A Mom's Story: Roxanne Roth
Life can change so quickly, in the most unexpected ways and when you are least expecting it. I found out just how quickly that can happen just a few days before Aurora’s 10th birthday. We were all at our summer cabin one afternoon, when I heard a loud thump. When I came out to see what the noise was, I found a kitchen chair knocked over and Aurora was laying curled up on the floor. I recall thinking she was just playing a trick on me, so I told her to get up off the floor. When she didn’t move, I bent down, brushed her hair back from her face and saw that she was drooling and she was staring vacantly at me, as if she was not conscious or aware of me. I called to her, asking her to speak to me, but she didn’t reply or respond. My heart sunk. Fear and panic hit me. Trying to stay calm, I called for my husband to come. When he arrived running into the cabin, Aurora was still on the floor, unresponsive. He tried speaking to her, she tried talking, but her speech was incoherent. He quickly called 911. It wasn’t long (although it felt like forever) before our kitchen was filled with First Responders, EMT and the STARS Helicopter Medical Team.
The rest of that life changing day was spent at the ER. Our incredible health professionals, doctors, nurses and technicians, examined & monitored Aurora, conducted tests and worked to figure out what had happened to Aurora. It was a long and exhausting day. Aurora doesn’t remember many of the events of this day. However, I will never forget it. I will never forget finding her crumpled and incoherent on the kitchen floor. I will never forget the fear in her eyes when she finally sat up after slowly regaining her coherence and she saw all the medical personnel surrounding her in our kitchen. I will never forget the fear and panic I felt. I will never forget how helpless I felt at that moment.

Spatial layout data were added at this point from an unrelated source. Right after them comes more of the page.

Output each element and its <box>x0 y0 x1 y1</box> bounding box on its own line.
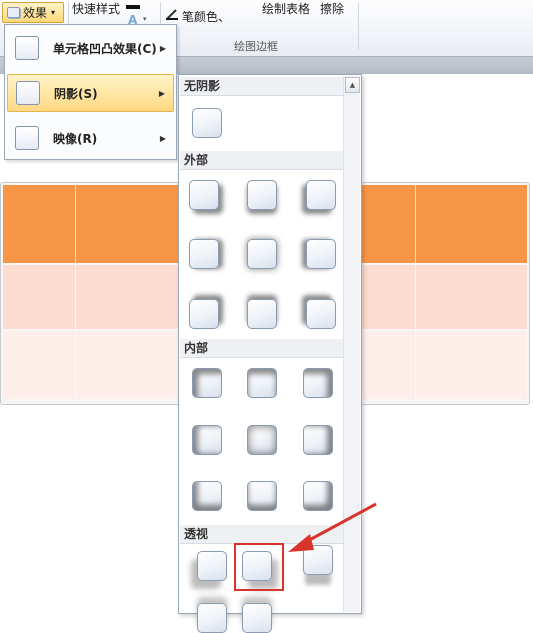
red-arrow-annotation <box>288 502 377 552</box>
table-column-divider <box>75 265 76 329</box>
chevron-down-icon: ▾ <box>51 8 56 17</box>
shadow-option-inner[interactable] <box>247 368 277 398</box>
eraser-button[interactable]: 擦除 <box>320 0 344 17</box>
bevel-icon <box>15 36 39 60</box>
chevron-right-icon: ▶ <box>158 88 165 98</box>
menu-item-label: 单元格凹凸效果(C) <box>53 41 157 56</box>
section-header-outer: 外部 <box>180 151 344 170</box>
menu-item-shadow[interactable]: 阴影(S) ▶ <box>7 74 174 112</box>
section-header-no-shadow: 无阴影 <box>180 77 344 96</box>
shadow-option-outer[interactable] <box>247 299 277 329</box>
table-column-divider <box>415 185 416 263</box>
scroll-up-arrow-icon[interactable]: ▲ <box>345 77 360 93</box>
shadow-option-outer[interactable] <box>247 239 277 269</box>
table-column-divider <box>75 331 76 399</box>
effects-button[interactable]: 效果 ▾ <box>2 2 64 23</box>
shadow-option-inner[interactable] <box>303 425 333 455</box>
effects-label: 效果 <box>23 6 48 20</box>
shadow-option-outer[interactable] <box>189 180 219 210</box>
shadow-option-outer[interactable] <box>247 180 277 210</box>
shadow-option-none[interactable] <box>192 108 222 138</box>
chevron-right-icon: ▶ <box>159 43 166 53</box>
shadow-option-inner[interactable] <box>192 425 222 455</box>
shadow-option-outer[interactable] <box>306 180 336 210</box>
table-column-divider <box>75 185 76 263</box>
shadow-option-perspective[interactable] <box>197 603 227 633</box>
effects-icon <box>7 7 20 18</box>
pen-icon <box>166 9 178 20</box>
shadow-option-outer[interactable] <box>189 299 219 329</box>
shadow-icon <box>16 81 40 105</box>
chevron-down-icon[interactable]: ▾ <box>143 15 147 23</box>
pen-color-button[interactable]: 笔颜色、 <box>182 8 230 25</box>
reflection-icon <box>15 126 39 150</box>
shadow-option-perspective[interactable] <box>242 603 272 633</box>
section-header-inner: 内部 <box>180 339 344 358</box>
ribbon-separator <box>358 2 359 50</box>
shadow-option-outer[interactable] <box>306 239 336 269</box>
shadow-option-outer[interactable] <box>306 299 336 329</box>
shadow-option-inner[interactable] <box>192 368 222 398</box>
menu-item-reflection[interactable]: 映像(R) ▶ <box>7 119 174 157</box>
underline-color-swatch <box>126 5 140 9</box>
menu-item-bevel[interactable]: 单元格凹凸效果(C) ▶ <box>7 29 174 67</box>
chevron-right-icon: ▶ <box>159 133 166 143</box>
draw-borders-group-label: 绘图边框 <box>234 40 278 53</box>
menu-item-label: 映像(R) <box>53 131 98 146</box>
effects-menu: 单元格凹凸效果(C) ▶ 阴影(S) ▶ 映像(R) ▶ <box>4 24 177 160</box>
shadow-option-inner[interactable] <box>247 481 277 511</box>
pen-color-label: 笔颜色 <box>182 10 219 24</box>
quick-styles-button[interactable]: 快速样式 <box>72 0 120 17</box>
shadow-option-perspective[interactable] <box>197 551 227 581</box>
shadow-option-inner[interactable] <box>303 368 333 398</box>
draw-table-button[interactable]: 绘制表格 <box>262 0 310 17</box>
shadow-option-outer[interactable] <box>189 239 219 269</box>
pen-color-caret: 、 <box>218 10 231 24</box>
shadow-option-inner[interactable] <box>192 481 222 511</box>
table-column-divider <box>415 265 416 329</box>
highlight-box-annotation <box>234 543 284 591</box>
table-column-divider <box>415 331 416 399</box>
menu-item-label: 阴影(S) <box>54 86 98 101</box>
shadow-option-inner[interactable] <box>247 425 277 455</box>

Our lives have all changed since that first seizure. The worrying never seems to stop. I haven’t slept through an entire night without waking at the slightest sound wondering if Aurora is having a seizure in her sleep. There have been many changes in medications, trying to find the perfect combination and dosage and every change was accompanied with mood and behavior issues, tiredness and forgetfulness. The worse was the hair loss. There were many tears shed over the significant amount of Aurora’s hair loss.

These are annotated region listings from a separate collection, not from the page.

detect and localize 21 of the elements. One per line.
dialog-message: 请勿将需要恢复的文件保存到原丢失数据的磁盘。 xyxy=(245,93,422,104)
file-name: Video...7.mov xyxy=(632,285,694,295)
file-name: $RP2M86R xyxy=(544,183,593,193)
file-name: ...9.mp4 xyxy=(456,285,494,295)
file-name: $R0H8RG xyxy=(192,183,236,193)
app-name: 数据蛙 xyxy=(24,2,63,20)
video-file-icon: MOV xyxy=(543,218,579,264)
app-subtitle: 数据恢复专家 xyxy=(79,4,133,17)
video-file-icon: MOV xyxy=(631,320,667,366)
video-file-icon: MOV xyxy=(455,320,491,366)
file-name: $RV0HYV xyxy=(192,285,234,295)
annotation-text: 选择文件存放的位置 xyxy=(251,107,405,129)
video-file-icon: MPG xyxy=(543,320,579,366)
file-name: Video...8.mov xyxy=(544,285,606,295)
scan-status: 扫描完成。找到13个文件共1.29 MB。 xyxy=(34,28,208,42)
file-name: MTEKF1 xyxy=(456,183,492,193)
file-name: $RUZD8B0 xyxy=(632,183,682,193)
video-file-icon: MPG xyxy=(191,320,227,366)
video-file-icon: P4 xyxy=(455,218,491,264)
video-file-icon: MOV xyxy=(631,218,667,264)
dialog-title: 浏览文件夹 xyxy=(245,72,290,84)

Over the past 3 1/2 years epilepsy has continued to affect every member of our family. For Aurora, it seems like we are always nagging her to take her meds and this often turns into an argument. For my husband and me epilepsy comes up in every conversation. We are always worried about her safety. For her brother, Noah, there are many times his needs had to wait. I have tried to be just as attentive to his needs as Aurora’s but finding that balance hasn’t always been easy.

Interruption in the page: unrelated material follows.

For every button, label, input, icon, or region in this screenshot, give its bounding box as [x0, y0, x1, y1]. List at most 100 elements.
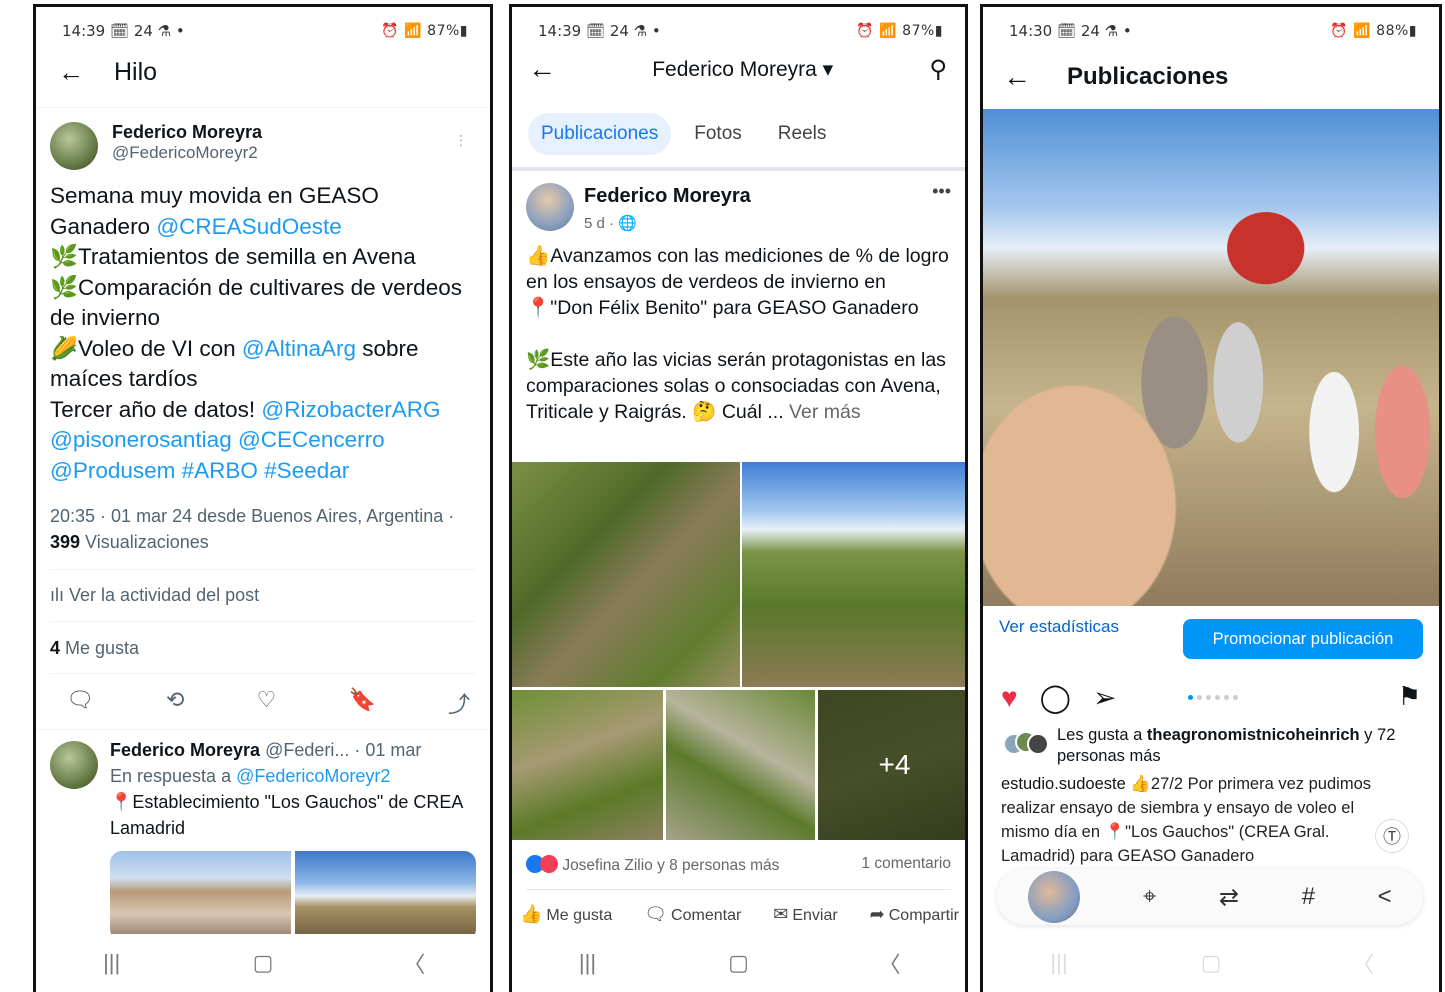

Our family now has a new normal that is sprinkled with medications, doctor’s appointments and EEGs. It is my hope that one day Aurora’s seizures stop, and we again will find a new normal, one without epilepsy.
This summer I will walk across northern Spain with Aurora to raise funds for epilepsy research. I will walk for every parent who has a child suffering from epilepsy and I will walk to support my daughter. To show her there is so much more to life than epilepsy and to encourage her to continue being courageous and to continue putting one foot in front of the other.